As great as it is to have an added sink, it means more space to clean. Likewise, double the plumbing means double the potential for plumbing problems. What are other ways that double vanities cause issues? Here are some of the most typical problems associated with the feature:

  • Too much sink, not enough counters: Double sinks are great, but what’s even better is the counter space to go along with them. Think about how you actually use your bathroom. What percentage of time are you using the sink versus applying makeup or fixing your hair? Do you really benefit from the sink, or would it be better to have extra counter space instead? For many homeowners, the answer surprises them. In these cases, double vanities may mean more sink than you need, with not enough counter space.
  • Two clogged sinks: Use any bathroom sink for a reasonable amount of time, and it’s normal to experience drain clogs — but the problem is even worse in a double sink. Because double sinks typically share a drain, any clog on either side can affect both.
  • Annoying plumbing problems: When your double sinks stop working properly, you may have a plumbing problem that’s to blame, and the plumbing problem may be bigger or more frustrating if it affects both sinks. Depending on the complication, you may be able to fix it yourself or you might need to call a plumber.

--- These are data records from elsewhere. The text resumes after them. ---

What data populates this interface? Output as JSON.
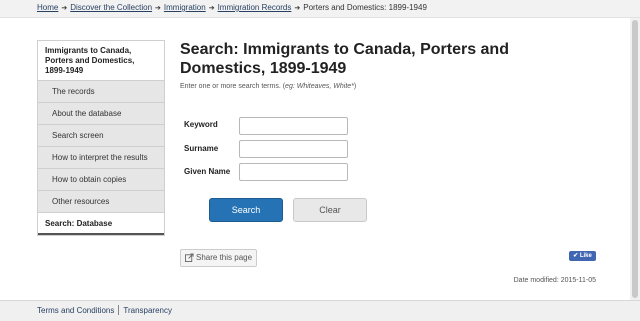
{
  "breadcrumb": {
    "items": [
      "Home",
      "Discover the Collection",
      "Immigration",
      "Immigration Records"
    ],
    "current": "Porters and Domestics: 1899-1949",
    "separator": "➔"
  },
  "sidebar": {
    "heading": "Immigrants to Canada, Porters and Domestics, 1899-1949",
    "items": [
      {
        "label": "The records"
      },
      {
        "label": "About the database"
      },
      {
        "label": "Search screen"
      },
      {
        "label": "How to interpret the results"
      },
      {
        "label": "How to obtain copies"
      },
      {
        "label": "Other resources"
      }
    ],
    "active_item": "Search: Database"
  },
  "main": {
    "title": "Search: Immigrants to Canada, Porters and Domestics, 1899-1949",
    "instructions_prefix": "Enter one or more search terms. (",
    "instructions_example": "eg: Whiteaves, White*",
    "instructions_suffix": ")",
    "form": {
      "keyword_label": "Keyword",
      "keyword_value": "",
      "surname_label": "Surname",
      "surname_value": "",
      "given_name_label": "Given Name",
      "given_name_value": ""
    },
    "search_button": "Search",
    "clear_button": "Clear",
    "share_button": "Share this page",
    "like_button": "Like",
    "date_modified": "Date modified: 2015-11-05"
  },
  "footer": {
    "links": [
      "Terms and Conditions",
      "Transparency"
    ]
  },
  "colors": {
    "primary_button": "#2572b4",
    "link": "#284162",
    "facebook": "#4267b2"
  }
}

Tips to Remember When You Have Double Sinks

Just like adding square footage means more space and more to clean, adding a second sink comes with benefits and drawbacks. Thankfully, in most cases, the benefits outweigh the frustrations. In fact, to help you make the most of your bathroom sinks, here are some key tips to keep in mind:

  1. Counter space matters. If you’re still in the process of designing a new home and its bathrooms, take time to evaluate vanity options. Whether you have a single sink or double sinks, you may find that the best feature is extra counter space at the vanity.
  2. Storage matters. Just because you’re going to have extra sink space doesn’t mean you won’t need extra cabinets. Think of all the products and accessories you keep in the bathroom, and look for a vanity that can accommodate them.
  3. Know how to clear a clog. If you run into a situation where one or both of your sink drains are clogged, knowing how to fix the problem will save you the cost of a plumber. What you need to do is get a sink plunger (different from a toilet plunger) to clear the clog.